Reclaiming handwork as an act of freedom
For as long as I can remember, I’ve been drawn to handwork. I believe women have always used their hands—stitching, knitting, mending—not just to make things, but to move through joy and grief, love and loss. Needle and thread have long been a kind of compass, pointing us back to ourselves.
For twenty years, I’ve been what I call a journal quilter. I sew through my life—processing heartache, celebrating moments of joy, and finding peace in the rhythm of small, steady stitches.
Not long ago, while recovering from the flu, I picked up a piece of an old antique quilt and began stitching by hand. The fabric was fragile, with batting full of lumps and little bits of raw cotton seeds still inside. While it is easy to pierce the fabric, it is hard to make anything straight or perfect. Every stitch wanders off-course, and yet somehow, that feels satisfying.
These old quilts are imperfect survivors—like the women who made them—and working on them feels like a collaboration across time.
I often imagine the original maker as I sew. Who was she? Did she live on the windy prairie in a sod house, watching her children grow in the glow of a coal stove? Was she a proper woman who dreamed of another kind of life—something freer, wilder? Did she lose someone she loved, and pour her heartache into each square of that quilt? Maybe she stitched not just to keep her family warm but to keep her heart from breaking.

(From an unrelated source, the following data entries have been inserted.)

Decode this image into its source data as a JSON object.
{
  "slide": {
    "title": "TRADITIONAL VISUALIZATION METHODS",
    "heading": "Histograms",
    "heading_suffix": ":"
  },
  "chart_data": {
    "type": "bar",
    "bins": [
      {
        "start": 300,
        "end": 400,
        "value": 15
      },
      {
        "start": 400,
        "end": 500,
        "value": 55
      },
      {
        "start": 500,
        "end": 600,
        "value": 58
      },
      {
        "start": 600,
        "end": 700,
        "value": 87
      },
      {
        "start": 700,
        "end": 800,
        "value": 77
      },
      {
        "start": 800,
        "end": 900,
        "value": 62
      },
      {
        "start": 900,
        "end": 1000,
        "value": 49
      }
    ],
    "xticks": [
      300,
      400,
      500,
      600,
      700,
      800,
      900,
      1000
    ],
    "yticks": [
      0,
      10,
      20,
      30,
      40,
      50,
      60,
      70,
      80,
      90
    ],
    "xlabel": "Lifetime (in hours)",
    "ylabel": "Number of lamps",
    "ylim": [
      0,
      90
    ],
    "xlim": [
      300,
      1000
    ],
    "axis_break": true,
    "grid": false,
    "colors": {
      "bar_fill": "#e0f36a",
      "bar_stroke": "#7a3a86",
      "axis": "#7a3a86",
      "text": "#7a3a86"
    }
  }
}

After finishing that pillow project, I found myself thinking a lot about samplers—those carefully stitched pieces young women made in the 17th and 18th centuries. I remembered scenes from a show I’d watched, where women embroidered samplers by firelight, their needles moving with quiet precision. So, I started reading about them.
Samplers were more than decoration. In those times, when girls weren’t allowed to go to school, stitching was both an education and a message. Through needle and thread, they learned literacy—the alphabet, numbers, Bible verses. Each sampler was a lesson plan and a life résumé, proving a girl’s skill, obedience, and piety. Those small rectangles of cloth were public announcements: I am capable. I am modest. I am ready for the life expected of me.

That realization caught me off-guard, because what I want from my art now is almost the opposite of that.
I used to be a meticulous embroiderer—learning every decorative stitch, mastering symmetry, perfection, harmony. But now, I crave crooked lines, uneven seams, mismatched colors. I want the mistakes to show, because they’re honest. My work has become a quiet rebellion—a declaration that imperfection is not just acceptable, but beautiful.

It’s funny that I’ve chosen samplers, a form once meant to prove virtue and discipline, as the place to be messy and uncontained. Each piece I make now feels like a small act of freedom and rebellion.
I’ve never been especially pious, unless standing under a massive oak tree and feeling awe counts as prayer. I’ve never been a model of morality, unless fighting for what I believe in counts as virtue.
These days, I’m less interested in being “good” at something and more interested in being experimental. I no longer want to fit myself into someone else’s pattern or expectation. So I keep stitching my small, imperfect samplers—each one full of authenticity, curiosity, and grace.
Every crooked line feels like a reminder: beauty doesn’t live in perfection. It lives in the human hand that keeps going.